The ED notice and the EGM have put Byju’s in a precarious position, as it faces legal, financial, and reputational risks. The company, which has raised over $2 billion from investors, and has acquired several other edtech firms, such as Aakash, Great Learning, and Toppr, may face difficulties in raising more funds, expanding its business, and retaining its customers and employees. The company may also lose its competitive edge in the edtech market, which is expected to grow to $10.4 billion by 2025, according to a report by RedSeer and Omidyar Network India.
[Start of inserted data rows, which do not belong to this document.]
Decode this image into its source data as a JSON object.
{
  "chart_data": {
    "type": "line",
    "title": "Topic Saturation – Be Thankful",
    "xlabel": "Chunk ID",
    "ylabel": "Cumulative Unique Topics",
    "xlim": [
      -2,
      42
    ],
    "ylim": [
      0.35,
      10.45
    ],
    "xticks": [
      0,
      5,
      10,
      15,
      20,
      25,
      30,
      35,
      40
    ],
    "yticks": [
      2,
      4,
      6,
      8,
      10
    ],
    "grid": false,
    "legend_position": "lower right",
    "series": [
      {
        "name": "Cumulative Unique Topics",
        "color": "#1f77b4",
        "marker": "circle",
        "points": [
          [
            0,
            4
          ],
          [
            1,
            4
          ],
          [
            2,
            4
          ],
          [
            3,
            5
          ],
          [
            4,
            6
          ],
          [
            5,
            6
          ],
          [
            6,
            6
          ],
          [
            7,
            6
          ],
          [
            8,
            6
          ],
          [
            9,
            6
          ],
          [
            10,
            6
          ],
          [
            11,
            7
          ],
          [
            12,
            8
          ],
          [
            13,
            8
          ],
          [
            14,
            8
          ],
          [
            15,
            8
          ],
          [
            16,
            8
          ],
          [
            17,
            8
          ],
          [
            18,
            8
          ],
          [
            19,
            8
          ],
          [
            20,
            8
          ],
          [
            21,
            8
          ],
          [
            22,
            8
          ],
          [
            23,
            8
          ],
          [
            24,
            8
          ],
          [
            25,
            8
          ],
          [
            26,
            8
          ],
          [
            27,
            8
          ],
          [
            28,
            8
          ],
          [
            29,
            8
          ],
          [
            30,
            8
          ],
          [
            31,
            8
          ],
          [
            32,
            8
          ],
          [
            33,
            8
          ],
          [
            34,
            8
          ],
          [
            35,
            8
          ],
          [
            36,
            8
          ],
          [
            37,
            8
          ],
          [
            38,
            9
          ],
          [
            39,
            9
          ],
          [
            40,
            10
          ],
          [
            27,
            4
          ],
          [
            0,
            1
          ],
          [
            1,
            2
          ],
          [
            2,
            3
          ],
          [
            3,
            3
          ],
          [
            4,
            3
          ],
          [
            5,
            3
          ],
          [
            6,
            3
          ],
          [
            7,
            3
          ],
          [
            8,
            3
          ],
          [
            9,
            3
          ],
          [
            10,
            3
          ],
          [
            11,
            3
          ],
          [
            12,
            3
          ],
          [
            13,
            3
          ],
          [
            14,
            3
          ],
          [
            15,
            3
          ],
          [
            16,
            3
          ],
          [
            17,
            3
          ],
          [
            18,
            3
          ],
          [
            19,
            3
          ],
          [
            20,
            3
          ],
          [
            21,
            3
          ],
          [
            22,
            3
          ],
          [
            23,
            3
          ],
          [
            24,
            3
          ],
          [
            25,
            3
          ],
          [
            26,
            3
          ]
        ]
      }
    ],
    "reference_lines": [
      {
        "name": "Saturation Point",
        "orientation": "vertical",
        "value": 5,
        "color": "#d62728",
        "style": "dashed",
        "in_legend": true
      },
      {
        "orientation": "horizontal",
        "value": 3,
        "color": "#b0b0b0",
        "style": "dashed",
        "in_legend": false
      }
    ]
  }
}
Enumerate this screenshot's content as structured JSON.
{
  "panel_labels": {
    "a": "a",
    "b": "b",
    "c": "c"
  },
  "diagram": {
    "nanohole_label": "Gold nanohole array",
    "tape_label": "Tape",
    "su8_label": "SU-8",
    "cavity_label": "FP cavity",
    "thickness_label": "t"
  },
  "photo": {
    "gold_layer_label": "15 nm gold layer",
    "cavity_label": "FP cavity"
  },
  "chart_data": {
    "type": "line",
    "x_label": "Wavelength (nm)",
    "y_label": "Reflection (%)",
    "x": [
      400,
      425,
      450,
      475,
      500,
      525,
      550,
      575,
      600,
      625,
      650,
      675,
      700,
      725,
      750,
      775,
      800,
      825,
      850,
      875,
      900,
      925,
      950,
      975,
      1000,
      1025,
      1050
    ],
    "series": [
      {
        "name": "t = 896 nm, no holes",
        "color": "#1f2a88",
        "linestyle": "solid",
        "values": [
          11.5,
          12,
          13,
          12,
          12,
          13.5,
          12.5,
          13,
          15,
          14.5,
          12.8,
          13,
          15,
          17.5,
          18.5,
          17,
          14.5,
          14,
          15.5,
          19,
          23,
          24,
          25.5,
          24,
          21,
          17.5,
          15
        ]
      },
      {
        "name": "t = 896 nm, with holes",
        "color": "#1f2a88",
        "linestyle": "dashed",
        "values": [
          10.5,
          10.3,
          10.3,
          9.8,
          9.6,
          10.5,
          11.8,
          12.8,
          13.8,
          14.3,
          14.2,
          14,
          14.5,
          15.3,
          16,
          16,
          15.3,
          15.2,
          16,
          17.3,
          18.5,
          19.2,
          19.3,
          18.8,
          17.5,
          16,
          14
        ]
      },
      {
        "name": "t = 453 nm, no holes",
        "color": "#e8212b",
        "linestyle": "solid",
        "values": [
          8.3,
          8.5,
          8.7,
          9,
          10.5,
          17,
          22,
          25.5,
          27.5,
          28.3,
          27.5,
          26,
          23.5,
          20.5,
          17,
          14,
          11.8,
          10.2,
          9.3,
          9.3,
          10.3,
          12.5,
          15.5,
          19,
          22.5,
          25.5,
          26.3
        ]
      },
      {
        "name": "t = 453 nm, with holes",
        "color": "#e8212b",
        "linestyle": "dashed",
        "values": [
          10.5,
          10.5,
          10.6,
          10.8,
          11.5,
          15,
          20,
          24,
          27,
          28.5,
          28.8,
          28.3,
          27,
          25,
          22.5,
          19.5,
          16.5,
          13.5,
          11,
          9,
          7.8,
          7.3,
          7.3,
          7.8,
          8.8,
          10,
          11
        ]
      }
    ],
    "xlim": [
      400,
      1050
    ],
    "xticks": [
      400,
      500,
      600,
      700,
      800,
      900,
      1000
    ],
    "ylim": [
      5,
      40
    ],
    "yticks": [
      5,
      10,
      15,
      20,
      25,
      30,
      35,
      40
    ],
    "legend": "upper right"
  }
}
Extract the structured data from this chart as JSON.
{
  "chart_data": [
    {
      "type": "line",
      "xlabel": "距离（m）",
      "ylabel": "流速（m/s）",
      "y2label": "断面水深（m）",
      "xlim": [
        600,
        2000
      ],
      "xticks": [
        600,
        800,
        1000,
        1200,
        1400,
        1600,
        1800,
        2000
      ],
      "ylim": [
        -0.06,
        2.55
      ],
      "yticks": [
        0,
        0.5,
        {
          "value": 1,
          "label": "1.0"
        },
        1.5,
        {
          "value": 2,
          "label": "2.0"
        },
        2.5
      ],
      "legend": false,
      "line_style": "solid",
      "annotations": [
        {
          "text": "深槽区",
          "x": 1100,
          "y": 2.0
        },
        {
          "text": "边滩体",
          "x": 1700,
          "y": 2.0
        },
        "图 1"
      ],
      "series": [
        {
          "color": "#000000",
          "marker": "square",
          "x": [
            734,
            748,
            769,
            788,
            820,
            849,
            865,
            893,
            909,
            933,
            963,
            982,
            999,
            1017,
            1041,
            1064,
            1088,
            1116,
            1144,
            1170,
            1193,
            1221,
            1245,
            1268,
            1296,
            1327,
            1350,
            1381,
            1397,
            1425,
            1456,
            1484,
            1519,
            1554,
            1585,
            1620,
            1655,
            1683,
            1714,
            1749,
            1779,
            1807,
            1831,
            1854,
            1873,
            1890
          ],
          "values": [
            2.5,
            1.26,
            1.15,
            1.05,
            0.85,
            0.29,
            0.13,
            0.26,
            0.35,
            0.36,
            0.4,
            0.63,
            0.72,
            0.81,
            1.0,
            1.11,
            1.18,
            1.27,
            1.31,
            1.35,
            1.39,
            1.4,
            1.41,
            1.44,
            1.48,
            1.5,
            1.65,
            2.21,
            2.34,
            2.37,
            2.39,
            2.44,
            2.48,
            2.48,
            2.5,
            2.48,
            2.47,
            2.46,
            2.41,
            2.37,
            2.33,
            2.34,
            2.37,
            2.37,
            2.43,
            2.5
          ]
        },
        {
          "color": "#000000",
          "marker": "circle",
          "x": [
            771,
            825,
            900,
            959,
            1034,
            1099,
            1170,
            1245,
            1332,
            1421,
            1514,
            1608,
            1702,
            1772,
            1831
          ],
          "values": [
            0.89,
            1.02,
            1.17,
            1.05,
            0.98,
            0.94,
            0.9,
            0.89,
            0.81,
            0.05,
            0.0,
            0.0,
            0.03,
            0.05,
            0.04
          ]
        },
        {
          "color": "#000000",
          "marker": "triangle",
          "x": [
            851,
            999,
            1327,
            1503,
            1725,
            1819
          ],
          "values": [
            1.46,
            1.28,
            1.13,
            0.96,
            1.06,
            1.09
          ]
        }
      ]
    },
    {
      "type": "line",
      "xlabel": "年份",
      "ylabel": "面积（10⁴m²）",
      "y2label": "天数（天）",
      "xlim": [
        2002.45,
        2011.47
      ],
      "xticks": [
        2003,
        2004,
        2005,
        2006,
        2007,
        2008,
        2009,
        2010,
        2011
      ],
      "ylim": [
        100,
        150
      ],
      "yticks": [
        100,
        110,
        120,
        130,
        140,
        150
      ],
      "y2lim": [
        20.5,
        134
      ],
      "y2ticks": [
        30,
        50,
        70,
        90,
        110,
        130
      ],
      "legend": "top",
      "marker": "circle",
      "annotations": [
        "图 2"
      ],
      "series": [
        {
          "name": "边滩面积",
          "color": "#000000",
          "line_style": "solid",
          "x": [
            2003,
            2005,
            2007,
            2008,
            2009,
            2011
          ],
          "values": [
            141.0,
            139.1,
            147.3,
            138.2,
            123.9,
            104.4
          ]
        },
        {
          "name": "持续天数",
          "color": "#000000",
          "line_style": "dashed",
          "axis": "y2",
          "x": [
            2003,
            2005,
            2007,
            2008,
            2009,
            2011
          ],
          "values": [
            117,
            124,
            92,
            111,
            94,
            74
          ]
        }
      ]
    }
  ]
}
The ED notice and the EGM may also have a ripple effect on the edtech sector in India, which has seen a surge in demand and investment due to the Covid-19 pandemic. The sector, which has over 4,500 startups, and has attracted over $4 billion in funding in 2021, may face increased scrutiny and regulation from the authorities and the stakeholders. The sector may also face challenges in maintaining the trust and confidence of the customers and the employees, who may be wary of the quality and credibility of the online education offerings.

The ED notice and the EGM are thus a wake-up call for Byju’s and the edtech sector in India, as they highlight the need for transparency, accountability, and governance in the fast-growing and dynamic industry. The outcome of the ED notice and the EGM will determine the fate of Byju’s and its founder, and may also shape the future of the edtech sector in India.